I feel like I need to apologize to Americans everywhere. I seem to be representing Americans with everything I do. Every time I do something silly, Moldovans seem to blame it on me being American. I don’t think they realize that I’m just kind of an awkward goofball; so, needless to say, I do many foolish things regardless of my nationality.
For example, the other day, I was trying to open a can of pineapples. But I couldn’t figure out how to use the can opener. It’s that kind that just a hook, which you push through the lid and saw it around. I had never used this kind before, so it was taking me a little time figuring it out. My host dad walked passed and noticed. He then took the can-opener from me and opened the can, not without saying “Uff, America” before helping me.

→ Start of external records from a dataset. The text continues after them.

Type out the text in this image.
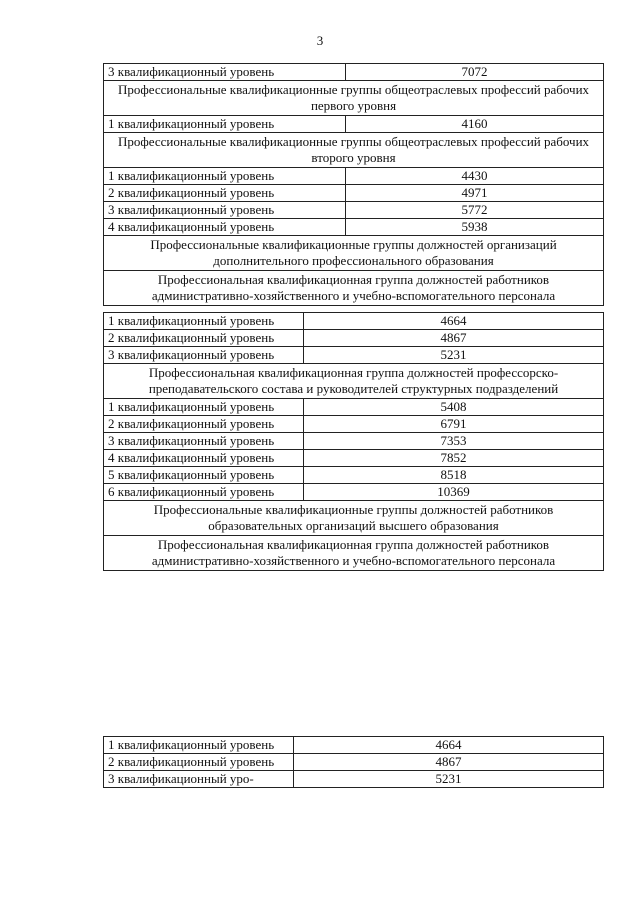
3
3 квалификационный уровень	7072
Профессиональные квалификационные группы общеотраслевых профессий рабочих первого уровня	
1 квалификационный уровень	4160
Профессиональные квалификационные группы общеотраслевых профессий рабочих второго уровня	
1 квалификационный уровень	4430
2 квалификационный уровень	4971
3 квалификационный уровень	5772
4 квалификационный уровень	5938
Профессиональные квалификационные группы должностей организаций дополнительного профессионального образования	
Профессиональная квалификационная группа должностей работников административно-хозяйственного и учебно-вспомогательного персонала	
1 квалификационный уровень	4664
2 квалификационный уровень	4867
3 квалификационный уровень	5231
Профессиональная квалификационная группа должностей профессорско-преподавательского состава и руководителей структурных подразделений	
1 квалификационный уровень	5408
2 квалификационный уровень	6791
3 квалификационный уровень	7353
4 квалификационный уровень	7852
5 квалификационный уровень	8518
6 квалификационный уровень	10369
Профессиональные квалификационные группы должностей работников образовательных организаций высшего образования	
Профессиональная квалификационная группа должностей работников административно-хозяйственного и учебно-вспомогательного персонала	
1 квалификационный уровень	4664
2 квалификационный уровень	4867
3 квалификационный уро-	5231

And then another day, I ran into my host mom when I got home from school. She asked me if I was returning from school, and I told her I was. And then she congratulated me with a bit of an overly excited “Bravo”. I suppose she thinks me going to school is a monumental task for me.
When I try to describe myself to Moldovans, the word I want most to use is “silly”. However, there is not a direct translation for that word. The closest variant means stupid/idiotic and has a negative connotation. So obviously I prefer not to use this word since it does not help me in convincing them that I just do silly things and that I’m not stupid.

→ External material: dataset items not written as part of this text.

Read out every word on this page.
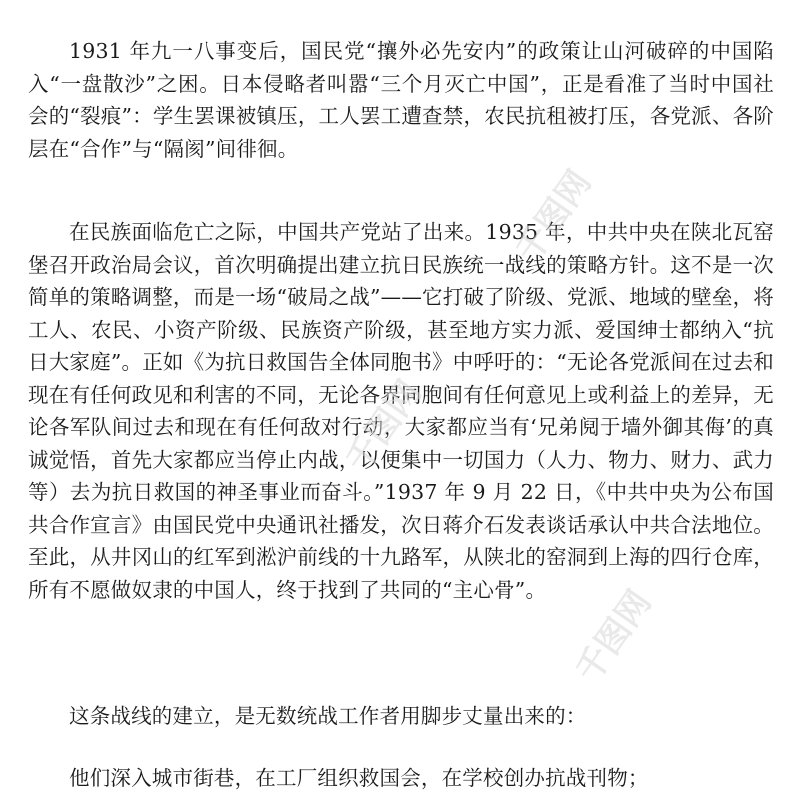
1931 年九一八事变后，国民党“攘外必先安内”的政策让山河破碎的中国陷入“一盘散沙”之困。日本侵略者叫嚣“三个月灭亡中国”，正是看准了当时中国社会的“裂痕”：学生罢课被镇压，工人罢工遭查禁，农民抗租被打压，各党派、各阶层在“合作”与“隔阂”间徘徊。

在民族面临危亡之际，中国共产党站了出来。1935 年，中共中央在陕北瓦窑堡召开政治局会议，首次明确提出建立抗日民族统一战线的策略方针。这不是一次简单的策略调整，而是一场“破局之战”——它打破了阶级、党派、地域的壁垒，将工人、农民、小资产阶级、民族资产阶级，甚至地方实力派、爱国绅士都纳入“抗日大家庭”。正如《为抗日救国告全体同胞书》中呼吁的：“无论各党派间在过去和现在有任何政见和利害的不同，无论各界同胞间有任何意见上或利益上的差异，无论各军队间过去和现在有任何敌对行动，大家都应当有‘兄弟阋于墙外御其侮’的真诚觉悟，首先大家都应当停止内战，以便集中一切国力（人力、物力、财力、武力等）去为抗日救国的神圣事业而奋斗。”1937 年 9 月 22 日，《中共中央为公布国共合作宣言》由国民党中央通讯社播发，次日蒋介石发表谈话承认中共合法地位。至此，从井冈山的红军到淞沪前线的十九路军，从陕北的窑洞到上海的四行仓库，所有不愿做奴隶的中国人，终于找到了共同的“主心骨”。

这条战线的建立，是无数统战工作者用脚步丈量出来的：

他们深入城市街巷，在工厂组织救国会，在学校创办抗战刊物；

千图网
千图网
千图网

I also don't think they understand why I laugh at myself when I do something silly. I probably look crazy to them sometimes. But I sure hope they realize I’m more than just a bumbling American. It’s difficult to know with the Moldovans that don’t work with me first hand. But regardless, I will continue to not understand how things work and laugh at myself as a fumble with simple things. And I’m sure I’ll continue to hear “America” mumbled on their breaths as they laugh at my foolishness.